In una prima ipotesi, si potrebbe considerare che il fatto di stare fisicamente bene con se stesse, in particolare con la propria fisicità, porti a esprimere quest’ultima con sicurezza, accentuandola. È una naturale conseguenza che ciò comunichi un’immagine di autostima e potere. Cioè, se io sto bene con me stessa e decido di mostrarlo attraverso il mio corpo, tu avrai l’impressione che la mia autostima sia relativamente alta. Giusto?

Secondo un altro scenario, non necessariamente distaccato dal primo, posso vedere le origini di questa concezione nel fatto che, fino a non molto tempo fa, una donna doveva essere pudica, pura e casta, o almeno doveva dare l’impressione di esserlo. Con i successivi movimenti femministi, parte della ribellione alla reclusione femminile è stata proprio lo scoprire le parti femminili che sono generalmente sessualizzate e quindi demonizzate. Di conseguenza, questo “scoprimento”, o comunque l’utilizzo di un abbigliamento considerato provocatorio, potrebbe essere utilizzato anche oggi per esprimere una ribellione ai canoni predefiniti per le donne ed essere quindi usato come simbolo di emancipazione.

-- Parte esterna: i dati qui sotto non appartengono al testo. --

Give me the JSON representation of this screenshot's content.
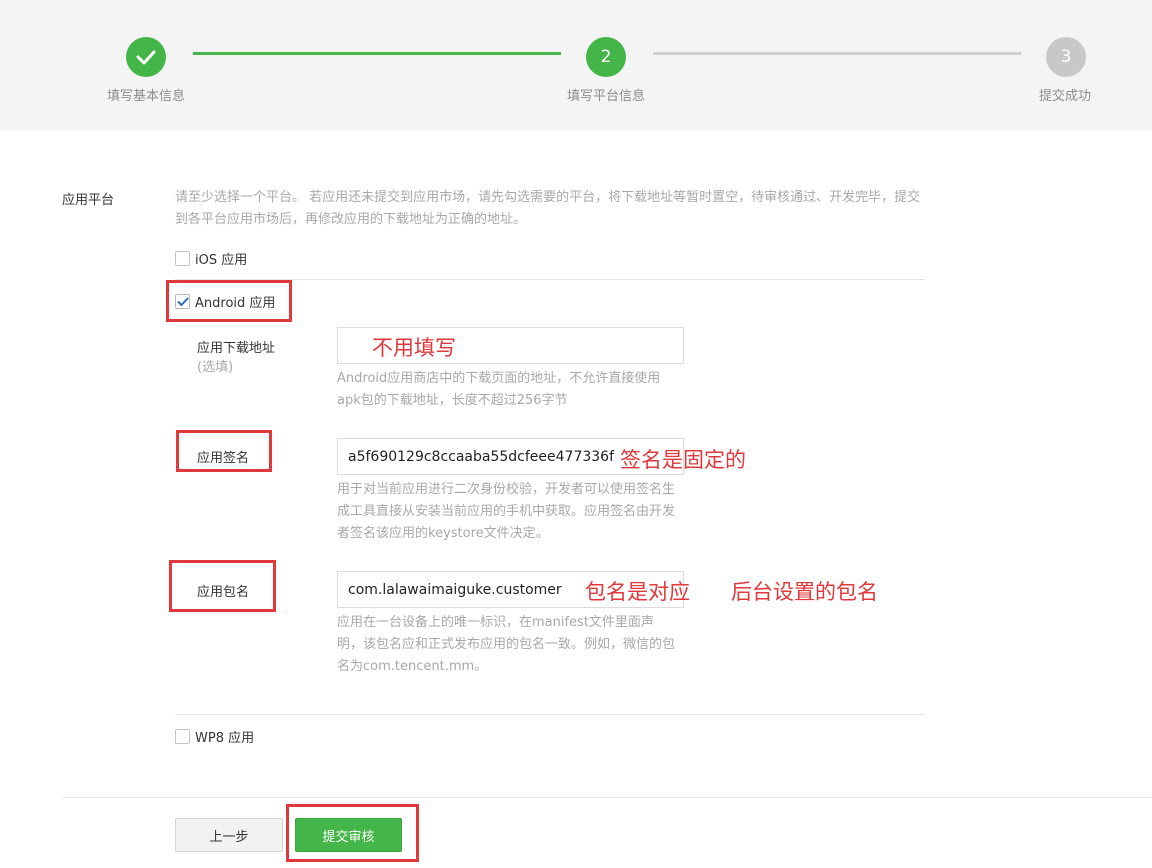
{
  "steps": [
    {
      "label": "填写基本信息",
      "status": "done"
    },
    {
      "label": "填写平台信息",
      "number": "2",
      "status": "active"
    },
    {
      "label": "提交成功",
      "number": "3",
      "status": "todo"
    }
  ],
  "platform": {
    "title": "应用平台",
    "hint": "请至少选择一个平台。 若应用还未提交到应用市场，请先勾选需要的平台，将下载地址等暂时置空，待审核通过、开发完毕，提交到各平台应用市场后，再修改应用的下载地址为正确的地址。",
    "ios_label": "iOS 应用",
    "android_label": "Android 应用",
    "wp8_label": "WP8 应用"
  },
  "android": {
    "download": {
      "label": "应用下载地址",
      "optional": "(选填)",
      "value": "",
      "hint": "Android应用商店中的下载页面的地址，不允许直接使用apk包的下载地址，长度不超过256字节"
    },
    "signature": {
      "label": "应用签名",
      "value": "a5f690129c8ccaaba55dcfeee477336f",
      "hint": "用于对当前应用进行二次身份校验，开发者可以使用签名生成工具直接从安装当前应用的手机中获取。应用签名由开发者签名该应用的keystore文件决定。"
    },
    "package": {
      "label": "应用包名",
      "value": "com.lalawaimaiguke.customer",
      "hint": "应用在一台设备上的唯一标识，在manifest文件里面声明，该包名应和正式发布应用的包名一致。例如，微信的包名为com.tencent.mm。"
    }
  },
  "annotations": {
    "download": "不用填写",
    "signature": "签名是固定的",
    "package_1": "包名是对应",
    "package_2": "后台设置的包名"
  },
  "buttons": {
    "prev": "上一步",
    "submit": "提交审核"
  },
  "colors": {
    "primary_green": "#44b549",
    "annotation_red": "#e0383b"
  }
}
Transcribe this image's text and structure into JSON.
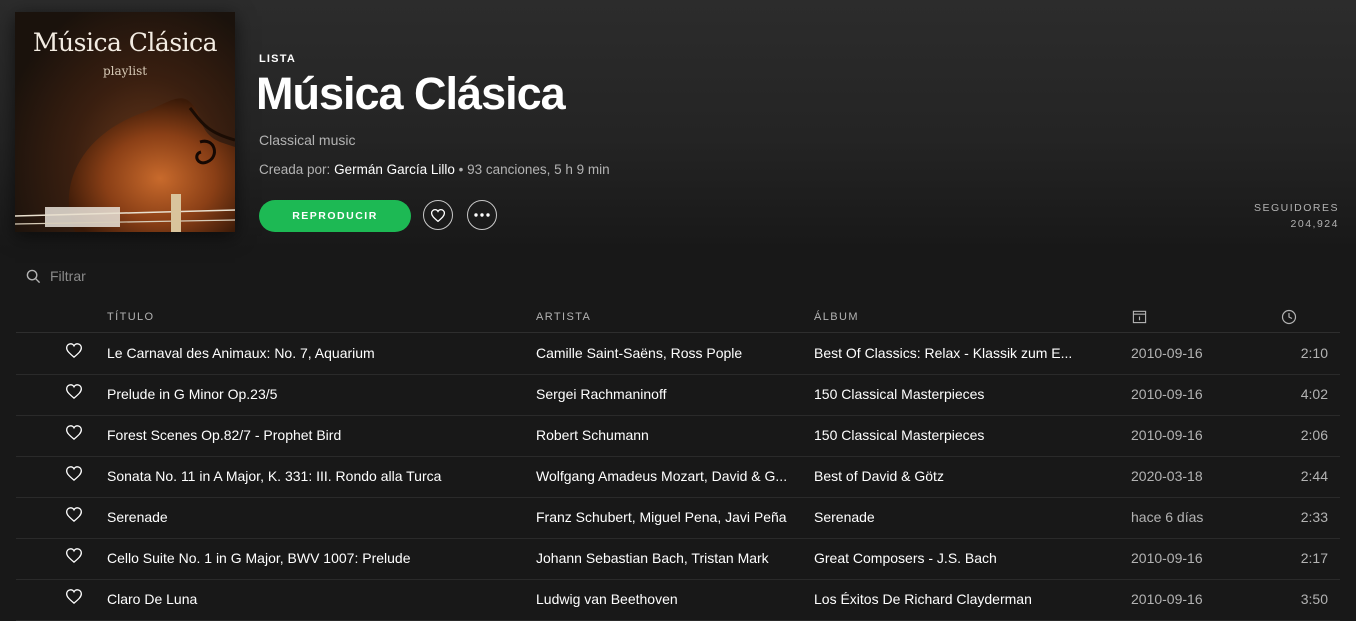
{
  "cover": {
    "title": "Música Clásica",
    "subtitle": "playlist"
  },
  "header": {
    "type_label": "LISTA",
    "title": "Música Clásica",
    "description": "Classical music",
    "created_by_label": "Creada por:",
    "author": "Germán García Lillo",
    "stats": " • 93 canciones, 5 h 9 min"
  },
  "actions": {
    "play_label": "REPRODUCIR",
    "like_icon": "heart-icon",
    "more_icon": "more-icon"
  },
  "followers": {
    "label": "SEGUIDORES",
    "value": "204,924"
  },
  "filter": {
    "placeholder": "Filtrar"
  },
  "table": {
    "columns": {
      "title": "TÍTULO",
      "artist": "ARTISTA",
      "album": "ÁLBUM",
      "date_icon": "calendar-icon",
      "duration_icon": "clock-icon"
    },
    "rows": [
      {
        "title": "Le Carnaval des Animaux: No. 7, Aquarium",
        "artist": "Camille Saint-Saëns, Ross Pople",
        "album": "Best Of Classics: Relax - Klassik zum E...",
        "date": "2010-09-16",
        "duration": "2:10"
      },
      {
        "title": "Prelude in G Minor Op.23/5",
        "artist": "Sergei Rachmaninoff",
        "album": "150 Classical Masterpieces",
        "date": "2010-09-16",
        "duration": "4:02"
      },
      {
        "title": "Forest Scenes Op.82/7 - Prophet Bird",
        "artist": "Robert Schumann",
        "album": "150 Classical Masterpieces",
        "date": "2010-09-16",
        "duration": "2:06"
      },
      {
        "title": "Sonata No. 11 in A Major, K. 331: III. Rondo alla Turca",
        "artist": "Wolfgang Amadeus Mozart, David & G...",
        "album": "Best of David & Götz",
        "date": "2020-03-18",
        "duration": "2:44"
      },
      {
        "title": "Serenade",
        "artist": "Franz Schubert, Miguel Pena, Javi Peña",
        "album": "Serenade",
        "date": "hace 6 días",
        "duration": "2:33"
      },
      {
        "title": "Cello Suite No. 1 in G Major, BWV 1007: Prelude",
        "artist": "Johann Sebastian Bach, Tristan Mark",
        "album": "Great Composers - J.S. Bach",
        "date": "2010-09-16",
        "duration": "2:17"
      },
      {
        "title": "Claro De Luna",
        "artist": "Ludwig van Beethoven",
        "album": "Los Éxitos De Richard Clayderman",
        "date": "2010-09-16",
        "duration": "3:50"
      }
    ]
  },
  "colors": {
    "accent": "#1db954",
    "background": "#181818",
    "muted_text": "#b3b3b3"
  }
}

Sicuramente anche il marketing, soprattutto quello dell’industria del make-up e dell’abbigliamento femminile, ha rafforzato questa concezione del “sexy equals confident”, con la tipica immagine che ritrae la donna potente e sicura di sé con il rossetto rosso, l’abbigliamento attillato col tacco a spillo e, ovviamente, l’immancabile sguardo provocatorio.

Non vedo assolutamente problemi nell’esprimere autostima e sicurezza attraverso la propria sensualità… Ma anche il contrario è accettato? Voglio dire: una donna senza trucco, con un abbigliamento formale ma non provocatorio e con la pettinatura non perfettamente tirata può comunque esprimere socialmente un’immagine di sicurezza in se stessa, tanto quanto la donna seducente? Questo mi fa pensare al famoso detto “l’abito non fa il monaco”: siamo sicuri di pensarlo sul serio? E non si tratta di un qualsiasi abito, ma di un abito che esprima sensualità.

La sexyness è una possibilità di esprimere autostima o è diventata uno standard a cui attenersi per fare ciò? La provocazione sensuale, che è nata come emancipazione da dei canoni femminili predefiniti e reclusivi, è diventata un nuovo canone in sè? Ma la vera preoccupazione è: tutto questo significa che il potere di una donna è considerato stare nella sua abilità di essere fisicamente seducente?